The de Bathe baronetcy of Knightstown, Cashel and Ladyrath in the County of Meath was created on 7 July 1801 for James de Bathe. It became extinct upon the death of the 6th baronet, in 1941.

de Bathe baronets of Knightstown, County Meath (1801)

Sir James Michael de Bathe, 1st Baronet (died 22 February 1808)
Sir James Wynne de Bathe, 2nd Baronet (1792–1828); succeeded by his brother
Sir William Plunkett de Bathe, 3rd Baronet (1793–1870)

General Sir (Gerald) Henry Percival de Bathe, 4th Baronet (1823–1907), a long-lived baronet who was present at Queen Victoria's Coronation and funeral in an official capacity. Over objection from her father William Clare, Charlotte Clare lived with de Bathe (1838-1928), for 13 years; they  had nine children—two after they married in 1870.
Sir Hugo de Bathe, below
Henry Percival de Bathe (1860-1909) married 1885 Grace Fanny Denslow Hooper (1867-1957)
Lieutenant-Colonel Maximilian John de Bathe (1869-1927) married 1907 Ada Mary Paget
Mary de Bathe (died 1890, in childbirth), who married Mervyn Henry Archdale, a relative of the Archdale baronets, and had issue; one son and four daughters (the son and a daughter being twins).

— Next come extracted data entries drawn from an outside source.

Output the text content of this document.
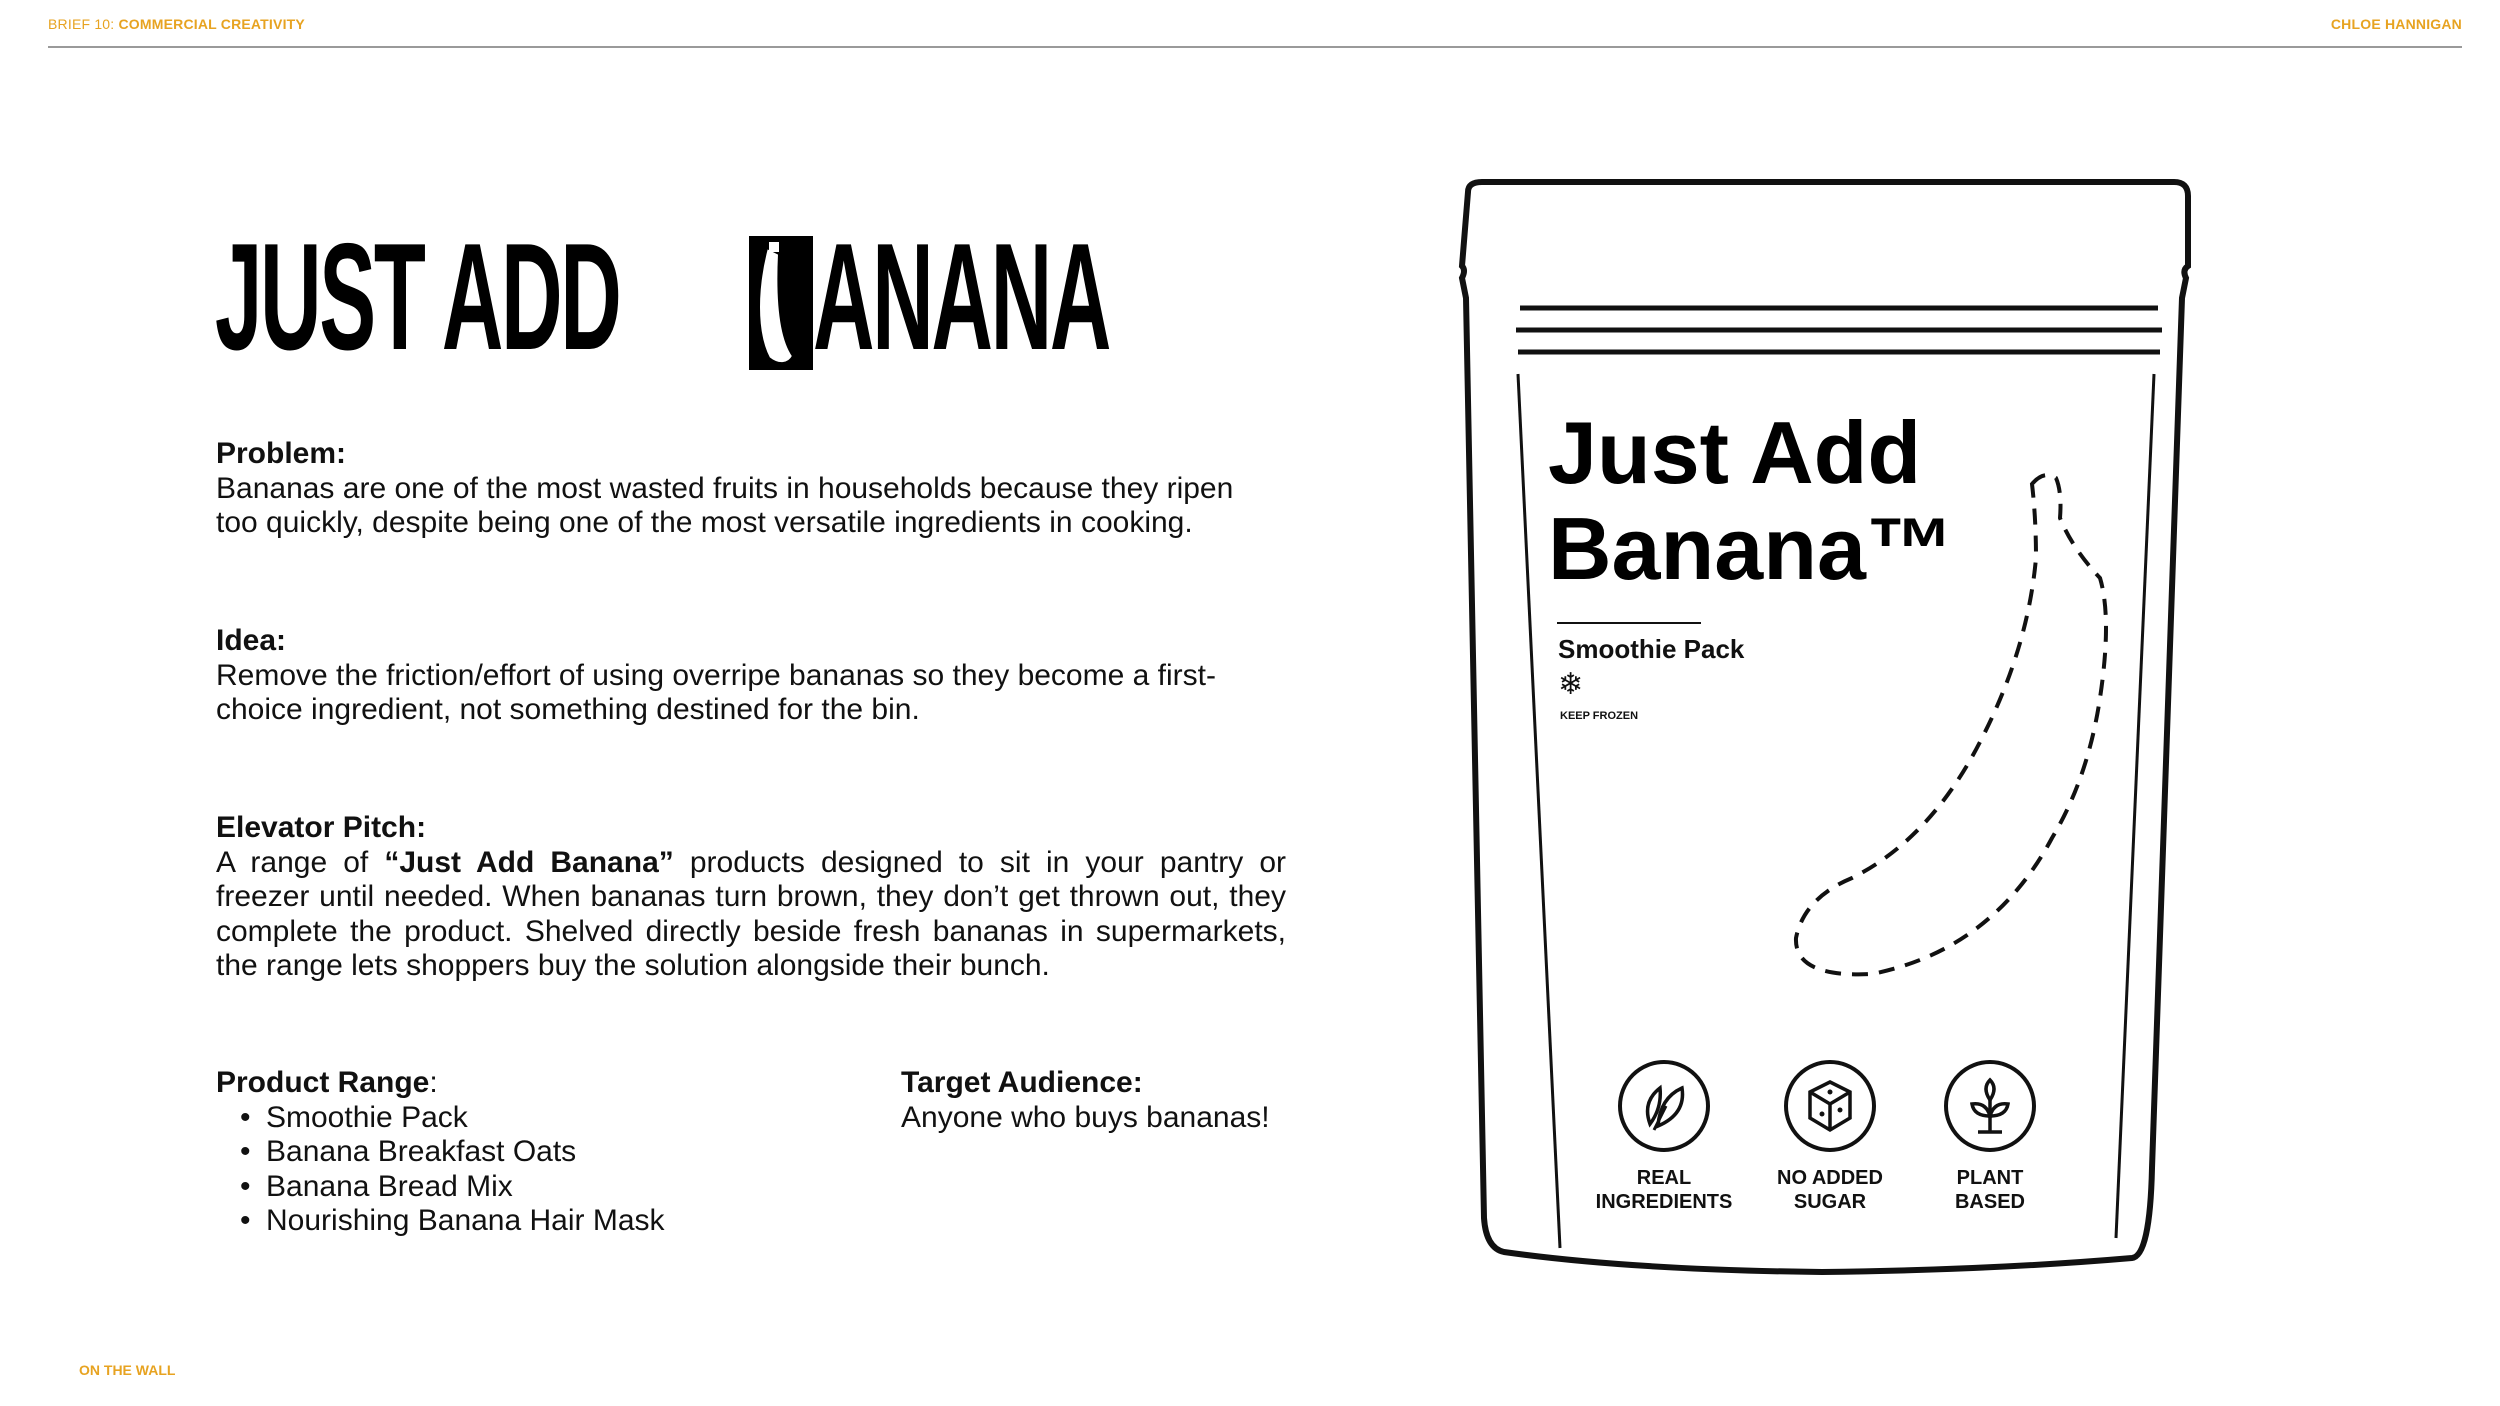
BRIEF 10: COMMERCIAL CREATIVITY	CHLOE HANNIGAN
JUST ADD ANANA
Problem:
Bananas are one of the most wasted fruits in households because they ripen too quickly, despite being one of the most versatile ingredients in cooking.
Idea:
Remove the friction/effort of using overripe bananas so they become a first-choice ingredient, not something destined for the bin.
Elevator Pitch:
A range of “Just Add Banana” products designed to sit in your pantry or freezer until needed. When bananas turn brown, they don’t get thrown out, they complete the product. Shelved directly beside fresh bananas in supermarkets, the range lets shoppers buy the solution alongside their bunch.
Product Range:
• Smoothie Pack
• Banana Breakfast Oats
• Banana Bread Mix
• Nourishing Banana Hair Mask
Target Audience:
Anyone who buys bananas!
Just Add
Banana™
Smoothie Pack
❄
KEEP FROZEN
REAL
INGREDIENTS
NO ADDED
SUGAR
PLANT
BASED
ON THE WALL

Their daughter Cicely Archdale (1886 – 11 January 1973) married the 2nd Marquess of Zetland (1876–1971) in 1907, and had one son and two daughters. Another daughter Mary Alice Archdale (died 1962) (a twin with a brother Timothy) married the Third Baron Grimthorpe (1891–1963).
 Phyllis de Bathe, who married 1887 the First Lord Somerleyton (1857–1935); their descendants including the present Third Lord Somerleyton (born 1928), and the heir of Lord Montagu of Beaulieu (whose maternal grandfather was Hon. John de Bathe Crossley).
Olive de Bathe (died 20 December 1939), who on 2 January 1884 married Harry Lawson Webster Levy-Lawson, First and last Viscount Burnham (18 December 1862 – 20 July 1933), elevated to a Viscountcy 1919. She had one daughter.
Patrick Wynne de Bathe (29 April 1876 – 22 April 1939); father of the 6th and last Baronet. He married Violet Lindsay Wood in 1904 (div 1920), daughter of Arthur Nicholas Lindsay Wood, with whom he had one son. Having broken a bigamous wartime engagement to Muriel Perry (breaking her finger in the process of snatching the ring from her hand on the platform of Victoria Station) on his discovery of her illegitimate children (including Sally Grosvenor, Duchess of Westminster) by Roger Ackerley, father also of the writer J. R. Ackerley, he secondly married on 26 July 1921 to Marjorie O'Brien, by whom he had one daughter.
 Sir Christopher Albert de Bathe, 6th Baronet (1905–1941), who succeeded his uncle as Baronet in 1940.
 Bridget de Bathe (b 22 May 1922) who married 1942 Captain Timothy John Gurney, and has issue, including Lucinda Marjorie Gurney, now wife of the 6th Baron Hothfield.
 Winifred de Bathe, called "Mouse" de Bathe by her descendant the Marquess of Bath; she married firstly (div?) Robert Fanning, or William Atmar Fanning, by whom 1 daughter Barbara Fanning, who married five times. Her first husband was the 4th Baron Vivian, whom she married 1903 and divorced 1907 after eloping with another man. Their issue were the 5th Baron Vivian and the novelist Daphne Fielding (1904–1997), who married firstly the 6th Marquess of Bath, and had issue 4 sons including the present Marquess, and 1 daughter, Caroline, late Duchess of Beaufort. She married secondly 5 July 1897 Harry Leslie Blundell McCalmont, (10 May 1861 – 8 December 1902) MP for East Cambridge 1895 to 1902 and a very wealthy man, by whom no issue.
Sir Hugo Gerald de Bathe, 5th Baronet (10 August 1871 – 1940); his first marriage in 1899 was to Lillie Langtry (1853–1929) as her second husband. They were married until her death in 1929. He secondly married on 12 May 1931 at Ajaccio, Corsica was to Deborah Warschowsky, daughter of Samuel Warschowsky, the former wife of Paul Henius. His nephew succeeded due to no issue:
Sir Christopher Albert de Bathe, 6th Baronet (1905–1941), a Pilot Officer, RAFVR; he married 1932 Edna Winifred Terrell; 1 daughter—Charlotte Louise de Bathe (born 1934), since 1967 Mrs Arthur Cyril Bryan.